As a watermelon truck drove by with the vender hawking his wares, ABREA President Eliezer João de Souza asked everyone to introduce themselves. There were asbestos-exposed workers, some ill, some not, widows, grieving children, and ABREA supporters, including former politicians and trade unionists who had been engaged in the asbestos struggle for many years. People representing different religions offered prayers for the injured and for their families.


Sugio Furuya thanked ABREA for the warm welcome it had extended to the Delegation and pledged to continue to fight for asbestos justice in Asia and around the world.
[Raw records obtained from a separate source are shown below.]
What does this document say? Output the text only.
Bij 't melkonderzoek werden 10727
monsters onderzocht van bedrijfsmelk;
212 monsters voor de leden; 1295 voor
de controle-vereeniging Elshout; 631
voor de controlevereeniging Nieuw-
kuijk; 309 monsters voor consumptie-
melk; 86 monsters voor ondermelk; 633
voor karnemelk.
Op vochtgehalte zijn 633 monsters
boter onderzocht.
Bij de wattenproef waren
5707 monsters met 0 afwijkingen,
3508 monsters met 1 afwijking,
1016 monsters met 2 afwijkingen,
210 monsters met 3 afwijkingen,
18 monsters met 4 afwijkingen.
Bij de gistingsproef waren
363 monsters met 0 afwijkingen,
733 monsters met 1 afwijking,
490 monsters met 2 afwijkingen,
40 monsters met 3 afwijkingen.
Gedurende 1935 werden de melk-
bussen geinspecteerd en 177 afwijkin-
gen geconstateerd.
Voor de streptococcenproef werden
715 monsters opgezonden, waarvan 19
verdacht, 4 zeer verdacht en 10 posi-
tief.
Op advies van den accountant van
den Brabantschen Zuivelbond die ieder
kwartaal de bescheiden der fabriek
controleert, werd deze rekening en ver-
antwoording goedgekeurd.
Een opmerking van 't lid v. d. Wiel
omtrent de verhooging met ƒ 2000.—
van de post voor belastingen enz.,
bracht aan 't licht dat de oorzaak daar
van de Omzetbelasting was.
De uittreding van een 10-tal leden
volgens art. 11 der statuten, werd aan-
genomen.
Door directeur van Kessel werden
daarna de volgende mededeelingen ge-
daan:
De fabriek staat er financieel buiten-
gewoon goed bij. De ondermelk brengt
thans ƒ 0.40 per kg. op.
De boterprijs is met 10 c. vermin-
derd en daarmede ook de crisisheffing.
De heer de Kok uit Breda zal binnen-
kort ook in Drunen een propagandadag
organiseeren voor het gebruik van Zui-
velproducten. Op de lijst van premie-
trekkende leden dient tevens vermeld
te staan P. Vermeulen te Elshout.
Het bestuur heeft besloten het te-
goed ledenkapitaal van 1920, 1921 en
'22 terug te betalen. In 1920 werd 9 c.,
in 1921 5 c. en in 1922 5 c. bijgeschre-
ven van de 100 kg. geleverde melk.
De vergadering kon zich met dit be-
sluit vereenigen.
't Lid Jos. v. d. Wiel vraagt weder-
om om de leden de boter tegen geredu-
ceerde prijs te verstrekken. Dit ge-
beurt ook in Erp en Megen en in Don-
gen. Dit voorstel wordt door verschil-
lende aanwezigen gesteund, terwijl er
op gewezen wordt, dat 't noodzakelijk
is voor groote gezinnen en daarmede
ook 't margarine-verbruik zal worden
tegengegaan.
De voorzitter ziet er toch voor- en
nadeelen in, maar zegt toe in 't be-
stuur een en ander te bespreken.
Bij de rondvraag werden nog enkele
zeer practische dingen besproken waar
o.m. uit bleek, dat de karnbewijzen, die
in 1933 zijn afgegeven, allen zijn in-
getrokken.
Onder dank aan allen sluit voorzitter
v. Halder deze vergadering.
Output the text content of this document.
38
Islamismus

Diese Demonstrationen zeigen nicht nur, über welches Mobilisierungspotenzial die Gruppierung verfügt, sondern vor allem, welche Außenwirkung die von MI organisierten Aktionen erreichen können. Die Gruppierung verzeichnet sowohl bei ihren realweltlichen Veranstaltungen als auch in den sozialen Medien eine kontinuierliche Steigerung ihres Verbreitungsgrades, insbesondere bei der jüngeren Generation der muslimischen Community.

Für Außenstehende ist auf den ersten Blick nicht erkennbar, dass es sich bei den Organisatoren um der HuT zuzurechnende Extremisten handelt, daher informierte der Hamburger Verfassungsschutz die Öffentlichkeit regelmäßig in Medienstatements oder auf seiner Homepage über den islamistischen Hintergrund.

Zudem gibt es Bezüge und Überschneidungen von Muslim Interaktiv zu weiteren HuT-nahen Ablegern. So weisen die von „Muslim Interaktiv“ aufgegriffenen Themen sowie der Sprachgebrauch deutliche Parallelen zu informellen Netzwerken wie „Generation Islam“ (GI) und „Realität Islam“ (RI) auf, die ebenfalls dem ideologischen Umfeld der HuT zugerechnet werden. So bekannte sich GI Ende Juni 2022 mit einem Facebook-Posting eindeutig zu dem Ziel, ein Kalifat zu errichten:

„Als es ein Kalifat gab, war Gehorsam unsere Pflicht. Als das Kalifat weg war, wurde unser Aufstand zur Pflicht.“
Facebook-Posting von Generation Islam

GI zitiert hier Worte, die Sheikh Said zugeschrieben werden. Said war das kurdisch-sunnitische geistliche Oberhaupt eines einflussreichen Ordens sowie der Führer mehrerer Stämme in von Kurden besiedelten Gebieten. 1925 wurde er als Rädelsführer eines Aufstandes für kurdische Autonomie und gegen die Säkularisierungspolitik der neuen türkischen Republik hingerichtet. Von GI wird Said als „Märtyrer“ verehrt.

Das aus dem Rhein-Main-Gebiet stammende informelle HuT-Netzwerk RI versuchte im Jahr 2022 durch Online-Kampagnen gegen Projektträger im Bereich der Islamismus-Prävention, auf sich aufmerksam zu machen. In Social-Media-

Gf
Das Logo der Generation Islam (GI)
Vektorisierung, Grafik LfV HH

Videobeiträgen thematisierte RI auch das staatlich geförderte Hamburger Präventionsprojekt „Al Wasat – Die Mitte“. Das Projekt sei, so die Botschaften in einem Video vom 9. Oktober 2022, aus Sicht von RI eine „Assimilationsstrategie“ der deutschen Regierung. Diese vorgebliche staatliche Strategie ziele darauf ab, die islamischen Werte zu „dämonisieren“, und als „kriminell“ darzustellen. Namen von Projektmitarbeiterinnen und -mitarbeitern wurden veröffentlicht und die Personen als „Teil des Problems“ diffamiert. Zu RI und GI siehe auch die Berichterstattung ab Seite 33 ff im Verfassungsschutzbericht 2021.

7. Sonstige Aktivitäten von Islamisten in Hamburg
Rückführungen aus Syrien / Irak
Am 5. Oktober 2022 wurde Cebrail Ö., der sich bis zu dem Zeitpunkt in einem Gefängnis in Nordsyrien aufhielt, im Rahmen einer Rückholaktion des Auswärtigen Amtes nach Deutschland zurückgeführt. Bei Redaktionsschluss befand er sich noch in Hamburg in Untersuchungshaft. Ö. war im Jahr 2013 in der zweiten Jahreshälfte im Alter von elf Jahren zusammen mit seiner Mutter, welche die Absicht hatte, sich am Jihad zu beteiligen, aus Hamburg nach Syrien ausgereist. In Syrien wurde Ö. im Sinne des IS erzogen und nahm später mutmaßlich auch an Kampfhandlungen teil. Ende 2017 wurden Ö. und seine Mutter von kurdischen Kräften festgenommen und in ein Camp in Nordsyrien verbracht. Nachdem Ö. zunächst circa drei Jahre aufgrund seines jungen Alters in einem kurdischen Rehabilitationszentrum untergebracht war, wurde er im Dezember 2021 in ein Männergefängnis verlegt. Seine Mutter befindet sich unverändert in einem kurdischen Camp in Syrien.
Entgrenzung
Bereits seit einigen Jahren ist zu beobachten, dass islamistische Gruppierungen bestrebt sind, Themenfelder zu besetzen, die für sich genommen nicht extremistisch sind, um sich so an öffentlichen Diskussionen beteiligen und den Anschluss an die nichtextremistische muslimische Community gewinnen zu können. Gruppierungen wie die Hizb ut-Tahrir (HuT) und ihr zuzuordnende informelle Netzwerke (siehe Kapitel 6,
All told, Sugio Furuya, Raghunath Manavar, Rajkamal Tweary, Firman Budiawan and Siti Kristina (the Delegation) travelled ~79,000 miles to take their message to Brazil: Stop sending asbestos to Asia. While the focus of the discussions in Brasilia had been about politics, procedures and process, in Sao Paulo and Osasco the emphasis was on the personal: the price paid by human beings for asbestos exposures. ABREA’s ecumenical service on April 28, 2019 was the perfect ending to the Mission; the pictures displayed around the square named after the first ABREA victim to die, refocused attention on the individuals who had been lost. Honoring them, we remembered their counterparts in Asia and all over the world who had suffered at the hands of the asbestos industry.

Commenting on the Mission as a whole, Sugio Furuya said:

“It has been a long week, but the interactions we have had with a wide spectrum of Brazilian stakeholders have been very productive. I strongly believe that the Supreme Court will in due course confirm that its ruling banning the commercial exploitation of asbestos includes a ban on the mining of asbestos for export. Our time with ABREA colleagues and the solidarity which exists between us, will continue to motivate us for years to come.”